High performers not only keep in touch, they also respond to people quickly. Many operate according to an unwritten 36-hour rule in getting back to those who have sent them an e-mail or left a voice message. This is not easy in an age of information overload, when it’s all too easy to respond to a request for help curtly and late — or perhaps, in frustration while reviewing e-mail after hours, to delete it without a response at all. But such action can quickly harm or sever a relationship. High performers understand this and are more diligent than others about answering their colleagues.
High performers also keep their commitments, once made. Because they do what they say they’re going to do, others are encouraged to invest in joint endeavors even when they might not have control over them. Such follow-through also builds the trust that is critical for transferring knowledge. One consultant put it this way: “People have to know they can count on you to remember them when opportunities come up. Probably all of us have been burned by people who talk a good game or make commitments but never come through. That can have big implications for your career if you are taking risks in front of a client or with your boss. The important relationships in my network are those that I know I can rely on and vice versa.”
For the most effective knowledge workers, a network is a two-way street. They understand that when it comes to information, they have to give in order to receive. And as with personal gifts, the giving has to be done in an uncalculating, organic way. As an information scientist explained, “If I get something interesting by e-mail, I make a point of disseminating it to others who might be interested. I try to share knowledge as much as I can. But I don’t think of it as a “favor bank” in which knowledge is exchanged tit for tat.” That attitude stands in stark contrast to one in which short-term gain is the motivation for reaching out to someone. High performers recognize that it is difficult to get more than surface-level help from strangers, and so they spend time cultivating relationships even when they might not have an immediate need in mind.

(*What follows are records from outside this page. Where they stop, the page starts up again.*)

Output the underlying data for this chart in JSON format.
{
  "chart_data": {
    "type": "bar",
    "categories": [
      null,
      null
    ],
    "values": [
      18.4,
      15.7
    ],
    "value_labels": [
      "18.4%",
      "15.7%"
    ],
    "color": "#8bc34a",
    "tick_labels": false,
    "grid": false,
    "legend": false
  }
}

There are many misconceptions about how knowledge workers get their work done. Most management interventions have focused on improving or adding technological solutions. Companies invest more in e-learning tools than in mentoring programs, for example, even though knowledge workers often say they learn much more from others and through experience. Some of that money should be redirected to encourage the development of social and human capital. High performers already do what they can to build networks that blend utility with a personal touch. Organizations should use tools and human resources practices that are readily available to hire people who are likely to develop large, widespread networks. Once on board, people should be encouraged through incentives to maintain their networks. Such important work — and it is work, even if isn’t usually visible —shouldn’t be left strictly to chance.